Added support for METADATA_SCHEMA in ducklake config.yml
Summary
Add support for the METADATA_SCHEMA configuration option for DuckLake catalogs in DuckDB connections. This allows users to specify which schema in the catalog server should store DuckLake metadata tables.
Changes
- Core Configuration (sqlmesh/core/config/connection.py):
- Added metadata_schema optional field to DuckDBAttachOptions
- Updated to_sql() method to include METADATA_SCHEMA parameter in the DuckDB ATTACH statement when specified
- Documentation (docs/integrations/engines/duckdb.md):
- Added metadata_schema to YAML and Python configuration examples for DuckLake catalogs
- Added comprehensive configuration options table documenting all DuckLake-specific parameters including the new metadata_schema option
- Tests (tests/core/test_connection_config.py):
- Added test_ducklake_metadata_schema() with three test cases:
- Verifies METADATA_SCHEMA is included in SQL when specified
- Confirms default behavior (no METADATA_SCHEMA) when not specified
- Tests interaction with other DuckLake options (data_path, encrypted)
- Added test_ducklake_metadata_schema() with three test cases:
Motivation
DuckLake users need the ability to control where metadata tables are stored within the catalog server. The default main schema may not always be appropriate for organizational or security requirements. This configuration option provides that flexibility while maintaining backward compatibility (defaults to DuckLake's default behavior when not specified).
Example Usage
gateways: my_gateway: connection: type: duckdb catalogs: ducklake_catalog: type: ducklake path: catalog.ducklake metadata_schema: custom_workspace
Test Plan
- Unit tests verify SQL generation with and without metadata_schema
- Unit tests confirm compatibility with other DuckLake options
- Documentation updated with examples
Thank you for your submission! We really appreciate it. Like many open source projects, we ask that you sign our Contributor License Agreement before we can accept your contribution.
rmac seems not to be a GitHub user. You need a GitHub account to be able to sign the CLA. If you have already a GitHub account, please add the email address used for this commit to your account.
You have signed the CLA already but the status is still pending? Let us recheck it.
METADATA_SCHEMA is documented in docs/integrations/engines/duckdb.md
https://github.com/TobikoData/sqlmesh/pull/5456/files#diff-de5de8bb701edca7af9847e114df48bfceefda5f991eaa196a2dfe765a5af9a3
Hey @justbry, sorry for the delay here. I was talking about official documentation around this flag; could you link it here?
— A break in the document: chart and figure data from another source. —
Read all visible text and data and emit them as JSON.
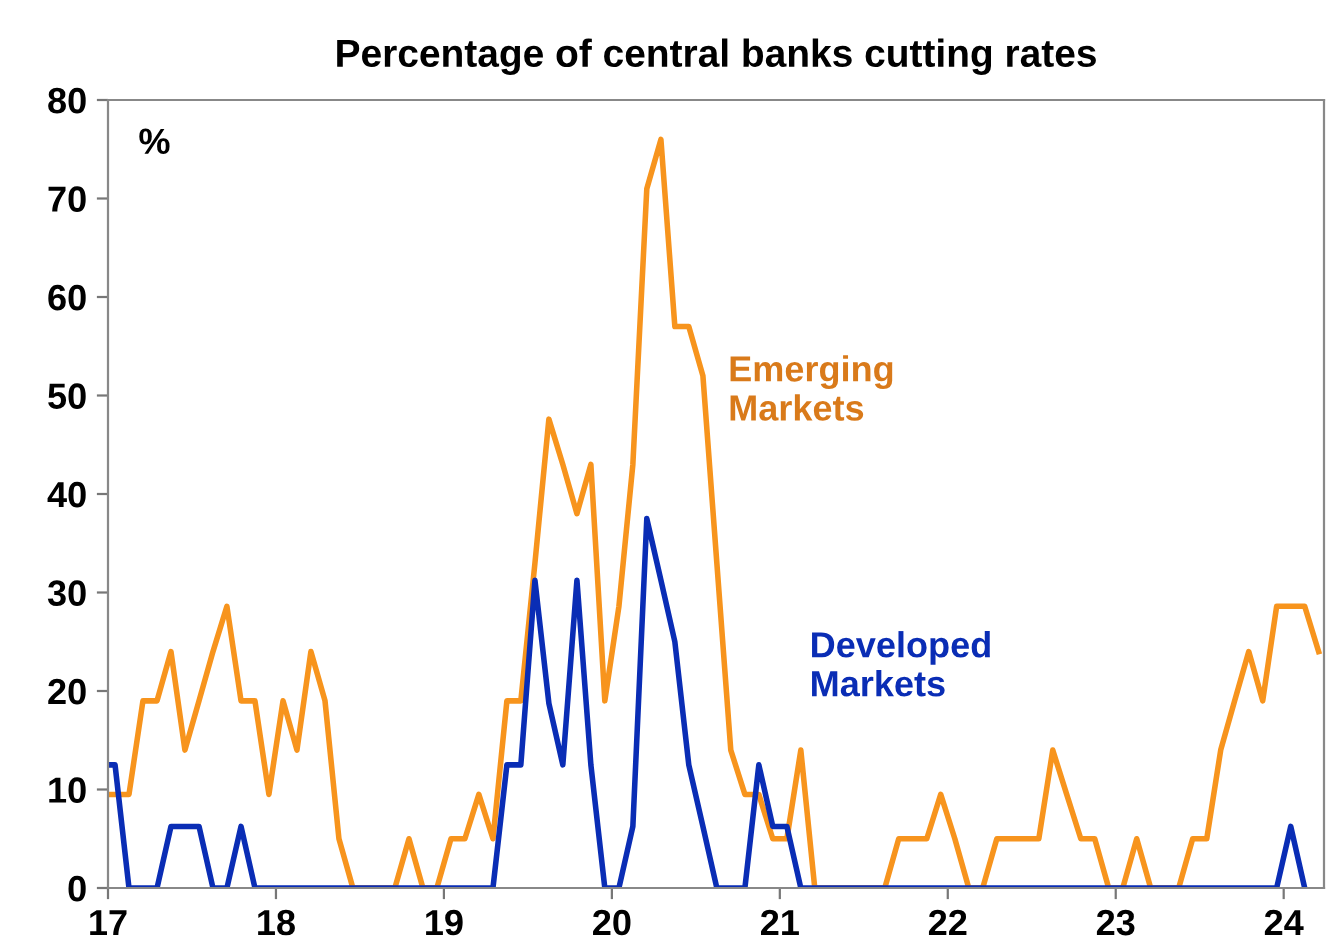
{
  "chart_data": {
    "type": "line",
    "title": "Percentage of central banks cutting rates",
    "ylabel": "%",
    "x": [
      17.0,
      17.042,
      17.125,
      17.208,
      17.292,
      17.375,
      17.458,
      17.542,
      17.625,
      17.708,
      17.792,
      17.875,
      17.958,
      18.042,
      18.125,
      18.208,
      18.292,
      18.375,
      18.458,
      18.542,
      18.625,
      18.708,
      18.792,
      18.875,
      18.958,
      19.042,
      19.125,
      19.208,
      19.292,
      19.375,
      19.458,
      19.542,
      19.625,
      19.708,
      19.792,
      19.875,
      19.958,
      20.042,
      20.125,
      20.208,
      20.292,
      20.375,
      20.458,
      20.542,
      20.625,
      20.708,
      20.792,
      20.875,
      20.958,
      21.042,
      21.125,
      21.208,
      21.292,
      21.375,
      21.458,
      21.542,
      21.625,
      21.708,
      21.792,
      21.875,
      21.958,
      22.042,
      22.125,
      22.208,
      22.292,
      22.375,
      22.458,
      22.542,
      22.625,
      22.708,
      22.792,
      22.875,
      22.958,
      23.042,
      23.125,
      23.208,
      23.292,
      23.375,
      23.458,
      23.542,
      23.625,
      23.708,
      23.792,
      23.875,
      23.958,
      24.042,
      24.125,
      24.208
    ],
    "series": [
      {
        "name": "Emerging Markets",
        "color": "#f7941d",
        "values": [
          9.5,
          9.5,
          9.5,
          19,
          19,
          24,
          14,
          19,
          24,
          28.6,
          19,
          19,
          9.5,
          19,
          14,
          24,
          19,
          5,
          0,
          0,
          0,
          0,
          5,
          0,
          0,
          5,
          5,
          9.5,
          5,
          19,
          19,
          33,
          47.6,
          43,
          38,
          43,
          19,
          28.6,
          43,
          71,
          76,
          57,
          57,
          52,
          33,
          14,
          9.5,
          9.5,
          5,
          5,
          14,
          0,
          0,
          0,
          0,
          0,
          0,
          5,
          5,
          5,
          9.5,
          5,
          0,
          0,
          5,
          5,
          5,
          5,
          14,
          9.5,
          5,
          5,
          0,
          0,
          5,
          0,
          0,
          0,
          5,
          5,
          14,
          19,
          24,
          19,
          28.6,
          28.6,
          28.6,
          24
        ]
      },
      {
        "name": "Developed Markets",
        "color": "#0a2db5",
        "values": [
          12.5,
          12.5,
          0,
          0,
          0,
          6.25,
          6.25,
          6.25,
          0,
          0,
          6.25,
          0,
          0,
          0,
          0,
          0,
          0,
          0,
          0,
          0,
          0,
          0,
          0,
          0,
          0,
          0,
          0,
          0,
          0,
          12.5,
          12.5,
          31.25,
          18.75,
          12.5,
          31.25,
          12.5,
          0,
          0,
          6.25,
          37.5,
          31.25,
          25,
          12.5,
          6.25,
          0,
          0,
          0,
          12.5,
          6.25,
          6.25,
          0,
          0,
          0,
          0,
          0,
          0,
          0,
          0,
          0,
          0,
          0,
          0,
          0,
          0,
          0,
          0,
          0,
          0,
          0,
          0,
          0,
          0,
          0,
          0,
          0,
          0,
          0,
          0,
          0,
          0,
          0,
          0,
          0,
          0,
          0,
          6.25,
          0,
          null
        ]
      }
    ],
    "xlim": [
      17.0,
      24.24
    ],
    "xticks": [
      17,
      18,
      19,
      20,
      21,
      22,
      23,
      24
    ],
    "ylim": [
      0,
      80
    ],
    "yticks": [
      0,
      10,
      20,
      30,
      40,
      50,
      60,
      70,
      80
    ],
    "grid": false,
    "legend": false
  }
}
Also, can you please sign the CLA? Thanks!
Ducklake extension parameters for reference: https://ducklake.select/docs/stable/duckdb/usage/connecting#parameters
Is the only hold up of this being merged waiting on @justbry to sign the CLA? I'm in need of this update.
In addition to the last comment, it appears the user name and email address used for committing these changes are different to the GitHub user that pushed this PR.
Either please (1) recommit with an email address that is associated to the @justbry account or (2) add the email address for "rmac" to that account, as stated in the bot comment.
I signed in but had a different email in git on my new computer so it did not accept my signature. Sorry for the extra work this caused. Thanks for adding the support.